Broken inside and out
When Ali stood before an Iraqi judge in mid-2009, his guards warned the judge that Ali was a “big criminal who visited Iran,” and that the judge should be careful not to show his face because Ali “could get out [of prison] and kill you,” recalls Ali.
The judge asked why he had confessed. “I didn’t do any of these crimes; you can see my body,” Ali replied and then showed evidence of torture.
The judge ordered a medical examination that same day, which was signed by two doctors. It describes “many irregular marks” up to two inches long on the back of the skull, the back, right shoulder, right wrist, both feet, and “on and around the penis.” The medical report noted that it was unclear “the kind of instrument that made them.”
Those wounds were of interest to US soldiers who visited Ali in prison. They, too, asked him why he confessed. Alone with the Americans – and despite warnings from Iraqi guards not to discuss his torture with the American visitors – he took off his shirt. The Americans took photographs of damage to his back and wrists.
They showed Ali a photo of the missing American translator and asked if he knew anything. He said he did not. They told him they believed he was innocent, but could do nothing to free him because “you are in Iraqi custody.” Ali was eventually shifted to another jail and his conditions improved.
"I was broken inside; my psyche was destroyed," recalls Ali. When the family learned where he was, visits were especially difficult. His mother "couldn't stop crying, and I couldn't stop crying because I didn't do anything. I didn't kill anyone."
Freedom and recovery
In March 2010, the Iraqi criminal court finally ruled that Ali should be "immediately" released for "lack of sufficient evidence" – a fact the Methboub family knew all along. But Ali was detained for another nine months, until a three-judge Iraqi panel confirmed his innocence in writing. When Ali was pronounced innocent and ready for release last December, his mother was overwhelmed with relief – and fainted in the courtroom.
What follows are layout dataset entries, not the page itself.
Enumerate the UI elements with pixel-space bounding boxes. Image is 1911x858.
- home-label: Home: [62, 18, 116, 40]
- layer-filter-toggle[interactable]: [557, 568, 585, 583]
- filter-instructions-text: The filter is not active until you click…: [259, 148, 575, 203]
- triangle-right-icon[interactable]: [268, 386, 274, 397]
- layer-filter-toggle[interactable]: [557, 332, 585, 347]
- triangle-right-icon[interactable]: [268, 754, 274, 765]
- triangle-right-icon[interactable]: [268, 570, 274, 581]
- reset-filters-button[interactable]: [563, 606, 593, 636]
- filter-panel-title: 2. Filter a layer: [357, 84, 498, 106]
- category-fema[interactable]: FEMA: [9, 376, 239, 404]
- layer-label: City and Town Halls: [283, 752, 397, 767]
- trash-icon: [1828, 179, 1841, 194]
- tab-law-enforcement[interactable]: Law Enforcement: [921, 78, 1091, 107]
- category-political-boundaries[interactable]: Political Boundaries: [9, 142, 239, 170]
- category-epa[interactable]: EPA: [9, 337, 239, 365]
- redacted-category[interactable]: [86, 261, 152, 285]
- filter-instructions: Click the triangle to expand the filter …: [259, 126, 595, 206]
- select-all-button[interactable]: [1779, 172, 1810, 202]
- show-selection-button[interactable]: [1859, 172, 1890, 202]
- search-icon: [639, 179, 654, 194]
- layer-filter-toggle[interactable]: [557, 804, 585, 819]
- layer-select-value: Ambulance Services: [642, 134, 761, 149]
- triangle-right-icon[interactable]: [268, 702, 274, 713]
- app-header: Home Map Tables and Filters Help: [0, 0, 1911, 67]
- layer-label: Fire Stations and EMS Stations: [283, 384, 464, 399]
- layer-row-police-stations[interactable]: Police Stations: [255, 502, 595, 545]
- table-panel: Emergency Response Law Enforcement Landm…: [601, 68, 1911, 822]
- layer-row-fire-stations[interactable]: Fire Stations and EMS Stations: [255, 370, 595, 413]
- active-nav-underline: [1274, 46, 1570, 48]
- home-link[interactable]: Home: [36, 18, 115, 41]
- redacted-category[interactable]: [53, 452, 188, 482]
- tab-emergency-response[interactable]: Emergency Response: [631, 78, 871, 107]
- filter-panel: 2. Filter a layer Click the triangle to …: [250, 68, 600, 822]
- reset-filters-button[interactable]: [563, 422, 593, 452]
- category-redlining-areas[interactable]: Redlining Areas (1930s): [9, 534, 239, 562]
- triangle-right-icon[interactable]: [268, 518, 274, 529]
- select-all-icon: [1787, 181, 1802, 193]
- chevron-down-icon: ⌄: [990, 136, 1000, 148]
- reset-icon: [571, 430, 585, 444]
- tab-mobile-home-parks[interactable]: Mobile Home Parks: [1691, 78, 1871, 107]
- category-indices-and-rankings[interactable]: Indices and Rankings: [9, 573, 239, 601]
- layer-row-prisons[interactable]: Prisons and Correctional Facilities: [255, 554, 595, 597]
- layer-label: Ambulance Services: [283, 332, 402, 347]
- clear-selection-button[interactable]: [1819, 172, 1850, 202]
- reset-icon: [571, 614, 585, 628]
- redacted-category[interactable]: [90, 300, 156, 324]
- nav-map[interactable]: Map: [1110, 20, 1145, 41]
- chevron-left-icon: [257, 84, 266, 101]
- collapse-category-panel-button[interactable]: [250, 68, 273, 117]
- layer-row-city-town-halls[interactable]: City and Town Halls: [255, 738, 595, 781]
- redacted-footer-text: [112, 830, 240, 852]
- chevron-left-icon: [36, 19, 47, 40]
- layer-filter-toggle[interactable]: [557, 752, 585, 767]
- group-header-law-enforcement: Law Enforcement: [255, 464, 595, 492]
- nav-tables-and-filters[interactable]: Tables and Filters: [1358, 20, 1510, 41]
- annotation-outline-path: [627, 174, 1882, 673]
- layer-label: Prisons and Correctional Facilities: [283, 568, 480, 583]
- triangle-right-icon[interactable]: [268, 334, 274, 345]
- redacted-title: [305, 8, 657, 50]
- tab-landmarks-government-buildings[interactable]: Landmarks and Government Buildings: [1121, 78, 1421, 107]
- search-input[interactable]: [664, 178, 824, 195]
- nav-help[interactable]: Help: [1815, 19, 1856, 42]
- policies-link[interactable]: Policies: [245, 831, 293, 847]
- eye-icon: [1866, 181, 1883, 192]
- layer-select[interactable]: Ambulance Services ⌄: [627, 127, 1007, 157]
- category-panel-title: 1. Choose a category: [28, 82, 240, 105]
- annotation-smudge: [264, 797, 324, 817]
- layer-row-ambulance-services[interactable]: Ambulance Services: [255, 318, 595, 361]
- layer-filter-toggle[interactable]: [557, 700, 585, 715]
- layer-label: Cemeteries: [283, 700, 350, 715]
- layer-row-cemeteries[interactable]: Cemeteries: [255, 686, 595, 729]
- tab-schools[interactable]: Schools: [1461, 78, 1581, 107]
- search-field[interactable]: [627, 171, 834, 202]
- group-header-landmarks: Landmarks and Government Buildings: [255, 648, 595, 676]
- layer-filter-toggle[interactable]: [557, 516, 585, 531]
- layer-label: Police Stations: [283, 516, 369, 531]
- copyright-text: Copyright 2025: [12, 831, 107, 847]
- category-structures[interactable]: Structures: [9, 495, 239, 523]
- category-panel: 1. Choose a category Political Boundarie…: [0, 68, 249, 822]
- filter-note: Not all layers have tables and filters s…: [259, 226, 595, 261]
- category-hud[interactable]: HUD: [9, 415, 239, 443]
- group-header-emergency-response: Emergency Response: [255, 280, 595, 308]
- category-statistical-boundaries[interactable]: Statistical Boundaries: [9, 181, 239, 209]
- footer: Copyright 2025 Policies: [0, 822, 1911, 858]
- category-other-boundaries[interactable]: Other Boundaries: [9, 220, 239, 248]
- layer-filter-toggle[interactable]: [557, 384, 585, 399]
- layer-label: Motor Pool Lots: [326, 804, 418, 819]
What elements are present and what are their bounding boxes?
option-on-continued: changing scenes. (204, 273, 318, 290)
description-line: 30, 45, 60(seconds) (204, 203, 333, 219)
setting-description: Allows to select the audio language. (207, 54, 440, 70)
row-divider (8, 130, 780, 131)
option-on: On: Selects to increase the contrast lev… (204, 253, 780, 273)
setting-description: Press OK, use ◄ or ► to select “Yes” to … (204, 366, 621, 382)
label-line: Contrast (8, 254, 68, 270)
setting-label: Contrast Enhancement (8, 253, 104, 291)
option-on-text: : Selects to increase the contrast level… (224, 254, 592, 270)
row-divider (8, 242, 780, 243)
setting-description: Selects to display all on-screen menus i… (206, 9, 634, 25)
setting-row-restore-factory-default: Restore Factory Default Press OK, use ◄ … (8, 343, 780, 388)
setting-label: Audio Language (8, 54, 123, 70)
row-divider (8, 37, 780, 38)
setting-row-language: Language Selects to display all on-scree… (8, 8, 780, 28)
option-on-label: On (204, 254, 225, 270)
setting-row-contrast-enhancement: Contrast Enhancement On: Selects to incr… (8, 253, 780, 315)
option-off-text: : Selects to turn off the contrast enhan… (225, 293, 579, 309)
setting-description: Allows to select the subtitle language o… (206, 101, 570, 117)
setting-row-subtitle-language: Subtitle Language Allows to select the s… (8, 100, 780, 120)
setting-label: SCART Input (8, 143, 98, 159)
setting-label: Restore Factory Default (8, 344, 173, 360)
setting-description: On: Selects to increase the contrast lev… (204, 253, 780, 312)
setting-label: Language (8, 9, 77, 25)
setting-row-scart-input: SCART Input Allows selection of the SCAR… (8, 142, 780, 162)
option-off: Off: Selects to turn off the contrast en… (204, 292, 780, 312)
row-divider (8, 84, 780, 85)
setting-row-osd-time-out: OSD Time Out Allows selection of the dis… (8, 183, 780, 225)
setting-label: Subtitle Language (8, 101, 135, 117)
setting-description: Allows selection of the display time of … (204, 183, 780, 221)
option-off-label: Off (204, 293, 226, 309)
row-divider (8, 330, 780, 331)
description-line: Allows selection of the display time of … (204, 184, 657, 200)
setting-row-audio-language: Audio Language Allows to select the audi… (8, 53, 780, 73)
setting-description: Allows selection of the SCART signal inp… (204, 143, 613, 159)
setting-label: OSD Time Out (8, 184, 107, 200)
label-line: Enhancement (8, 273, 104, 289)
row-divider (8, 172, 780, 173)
"I didn't believe it," says Mrs. Methboub, who handed out sweets and celebrated by having a sheep slaughtered. "I had been praying, 'Let me die, so that Ali will be released.' "
Ali is still coming to terms with his freedom – and the injustice he suffered. For months, he jumped at the sound of an opening door. And in a bizarre turn of events, as surprising as his arrest, Ali is now completing a 20-day training course in Baghdad – at the police academy.